7-1 連れて行きます
「――――外典魔獣、〈インスト〉」
「え?」
アーリネイトの呟きに、思わずクラハは訊き返した。
遠い昔――かつて家の中に閉じ込められていた頃、何度も聞かされてきたその名前。
外典魔獣。聖典に記された古の大敵たち。
滅王のしもべ。
「なんだ、ありゃ……」
茫然と、ホランドも溢した。
「〈それは遥かなる深海に似た〉の階層主以上だ。下手すると、〈二度と空には出会えない〉の三層より……。あんなもん、この街じゃ対処し切れねえぞ!」
おい、とアーリネイトに呼び掛けて。
「どうすんだ、聖騎士。あんたらの増援とやらで、あれを食い止めきれんのか?」
「馬鹿を言うな……。下位とはいえ、外典魔獣だぞ。なぜこんなところに……」
「待てよ。外典魔獣ってのはどういうこった。まさか滅王が復活したってんじゃないだろうな。そんな馬鹿な話が……」
「私にだってわかるか!!」
大声で、アーリネイトは叫んだ。
それから、不意に我に返ったようにハッと二人を見つめて、
「……すまない、取り乱した。悪いがもう私は行かねばならない」
「あの、どこへ、」
「聖騎士団と合流する」
悪いな、ともう一度アーリネイトは言って、
「大聖堂を拠点として防衛線を敷く。
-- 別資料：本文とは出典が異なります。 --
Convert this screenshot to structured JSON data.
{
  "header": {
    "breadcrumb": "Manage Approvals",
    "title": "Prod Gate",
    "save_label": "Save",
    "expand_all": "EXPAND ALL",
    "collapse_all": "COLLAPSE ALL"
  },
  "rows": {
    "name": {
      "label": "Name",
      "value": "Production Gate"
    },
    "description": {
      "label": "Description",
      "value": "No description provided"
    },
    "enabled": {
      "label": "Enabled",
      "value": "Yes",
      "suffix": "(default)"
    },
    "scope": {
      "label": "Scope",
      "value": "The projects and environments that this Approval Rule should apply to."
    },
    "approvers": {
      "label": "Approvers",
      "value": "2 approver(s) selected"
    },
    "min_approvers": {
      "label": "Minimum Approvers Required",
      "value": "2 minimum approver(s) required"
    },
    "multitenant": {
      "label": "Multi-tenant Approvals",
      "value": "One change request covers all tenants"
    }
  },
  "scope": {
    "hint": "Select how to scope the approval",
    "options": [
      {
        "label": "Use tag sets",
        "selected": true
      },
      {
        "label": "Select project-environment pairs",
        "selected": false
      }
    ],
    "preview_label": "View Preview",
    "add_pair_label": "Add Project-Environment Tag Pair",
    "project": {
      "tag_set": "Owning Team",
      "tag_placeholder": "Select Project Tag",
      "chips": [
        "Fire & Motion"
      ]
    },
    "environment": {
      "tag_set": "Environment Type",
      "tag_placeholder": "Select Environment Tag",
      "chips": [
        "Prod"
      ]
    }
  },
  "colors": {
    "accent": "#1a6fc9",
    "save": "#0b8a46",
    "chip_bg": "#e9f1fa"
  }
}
……ないよりは、まだマシのはずだ。君たちもついてくるか?」
そんなことを急に、と。
クラハは思う。あまりにも与えられた情報量が多すぎる。今夜聞いたこと……自分以外のパーティメンバーもまた、あのゴダッハに脅されていたということ。それから、聖騎士団がこの一連の事件を滅王案件と睨んでいる、ということ。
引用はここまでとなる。